La tomate donne saveur et couleur à une multitude de plats. Elle pourrait contribuer à la prévention des maladies cardiovasculaires et de certains cancers, notamment celui de la prostate.

Les bienfaits de la tomate

Cancer de la prostate. Le cancer de la prostate est l’un des cancers les plus souvent diagnostiqués chez les hommes au Canada. Plusieurs études ont révélé que la consommation fréquente ou régulière de produits dérivés de la tomate pourrait avoir un effet protecteur contre cancer de la prostate. Les composés présents dans les produits à base de tomate augmenteraient la résistance des cellules à l’oxydation et préviendraient ainsi le développement de ce type de cancer. D’après les résultats d’une méta-analyse, les plus grands consommateurs de tomates et de ses dérivés diminueraient de 10 % à 20 % leur risque de développer le cancer de la prostate comparativement aux hommes qui en consomment peu. D’autres études n’ont toutefois pas montré des résultats concluants, la prévention du cancer de la prostate par la consommation de tomates s’observerait uniquement chez les personnes les plus à risque de ce type de cancer.
Autres cancers. Selon une vingtaine d’études, une consommation élevée de tomates ou d’un antioxydant prépondérant dans la tomate (le lycopène) serait reliée à une plus faible incidence de cancer du poumon et de l’estomac. La consommation de tomates et de lycopène pourrait aussi avoir un effet protecteur sur l’incidence des cancers du pancréas, du côlon, du rectum, de l’oesophage, de la cavité orale, du sein et du col de l’utérus. D’avantage d’études sont cependant requises pour bien définir le rôle du lycopène dans la prévention de différents types de cancer, de même que celui d’autres composés présents dans la tomate, tels que les caroténoïdes.
Maladies cardiovasculaires. Une étude d’envergure menée chez des femmes a démontré que plus celles-ci consommaient de produits à base de tomates, plus elles réduiraient leurs risques de maladies cardiovasculaires. Les dérivés de la tomate, consommés quotidiennement, diminueraient l’oxydation des lipides dans le sang (par exemple le cholestérol-LDL ou « mauvais » cholestérol) réduisant ainsi l’incidence de la maladie coronarienne. Selon une autre étude, les extraits de tomates ainsi que différents produits à base de tomates diminueraient l’agrégation plaquettaire et, par conséquent, la formation de caillots sanguins pouvant obstruer les artères. De plus, des concentrations sanguines élevées de lycopène, un composé abondant dans la tomate, seraient associées à une plus faible incidence de maladie cardiovasculaire. Les résultats de ces études démontrent que la protection cardiovasculaire de la tomate pourrait être assurée non seulement par le lycopène, mais aussi par d’autres composés antioxydants et des vitamines, qui agiraient en synergie.

Que contient la tomate ?

Antioxydants
La tomate contient des antioxydants, principalement des caroténoïdes, dont le plus abondant est le lycopène, un pigment qui lui donne sa couleur rouge vif. L’activité antioxydante de la tomate est aussi assurée par différents composés phénoliques. Les composés antioxydants contenus dans les fruits et les légumes protègeraient les cellules du corps des dommages causés par les radicaux libres et préviendraient le développement des maladies cardiovasculaires, de certains cancers et d’autres maladies liées au vieillissement.

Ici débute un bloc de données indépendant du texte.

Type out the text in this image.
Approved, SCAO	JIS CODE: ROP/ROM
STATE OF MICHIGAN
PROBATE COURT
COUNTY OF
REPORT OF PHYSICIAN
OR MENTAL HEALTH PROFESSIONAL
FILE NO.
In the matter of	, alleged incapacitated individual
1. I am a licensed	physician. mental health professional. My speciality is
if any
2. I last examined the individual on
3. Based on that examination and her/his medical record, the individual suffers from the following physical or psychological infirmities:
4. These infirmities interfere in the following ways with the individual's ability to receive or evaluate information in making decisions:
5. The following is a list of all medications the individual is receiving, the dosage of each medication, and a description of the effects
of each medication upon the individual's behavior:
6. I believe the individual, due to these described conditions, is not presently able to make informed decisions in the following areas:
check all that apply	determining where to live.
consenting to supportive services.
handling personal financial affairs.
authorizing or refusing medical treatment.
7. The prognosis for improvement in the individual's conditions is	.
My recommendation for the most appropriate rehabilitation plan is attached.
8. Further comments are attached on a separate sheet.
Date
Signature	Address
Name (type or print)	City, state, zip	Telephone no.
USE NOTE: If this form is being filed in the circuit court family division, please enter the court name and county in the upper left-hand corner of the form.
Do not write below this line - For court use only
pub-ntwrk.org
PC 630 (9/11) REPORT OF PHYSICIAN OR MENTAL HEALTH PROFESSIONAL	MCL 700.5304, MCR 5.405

Le lycopène se trouve en concentration particulièrement élevée dans les tissus de la prostate. Selon plusieurs études, ce composé contribuerait à prévenir le cancer de la prostate, d’autant plus que des concentrations élevées de lycopène dans le sang ont été associées à de plus faibles incidences de ce type de cancer. Par contre, la prise de suppléments de lycopène n’a pas été associée aux mêmes effets dans l’organisme. Les chercheurs supposent que le lycopène ne serait pas l’unique composé responsable de ces effets. Il agirait en synergie avec d’autres composés présents dans la tomate, dont d’autres caroténoïdes.

Les tomates et les produits à base de tomates sont les principales sources de lycopène dans l’alimentation nord-américaine, fournissant 85 % de ce caroténoïde. En plus de son importante action antioxydante, la tomate aurait des effets hypocholestérolémiants et anti-inflammatoires, ainsi que la capacité d’empêcher la prolifération de certains types de cellules cancéreuses. Même si les données actuelles ne sont pas suffisantes pour recommander un apport quotidien en lycopène, les études indiquent que la consommation de plus de 6 mg de lycopène par jour (environ 2 tomates crues ou ½ verre de jus de tomate) pourrait entraîner des effets bénéfiques.

Les tomates et les produits dérivés de la tomate contiennent différentes quantités de lycopène selon le processus de transformation qu’ils ont subit (cuisson, broyage, homogénéisation, etc.). La biodisponibilité du lycopène, c’est-à-dire son absorption dans l’organisme, augmente lorsque le lycopène change de structure ou lorsqu’il est libéré des cellules qui le contiennent. La consommation de produits à base de tomates augmente significativement la concentration de lycopène dans le sang. À titre d’exemple, il faudrait consommer de 3 à 13 fois plus de tomates fraîches que de jus ou de pâte de tomates pour augmenter de façon équivalente les concentrations sanguines de lycopène. Le fait de couper les tomates fraîches en petits morceaux et de les consommer avec une source de gras aurait pour effet d’améliorer l’absorption de ce caroténoïde dans le sang. Il est à noter que la capacité d’absorption du lycopène dans l’organisme diffère d’un individu à l’autre.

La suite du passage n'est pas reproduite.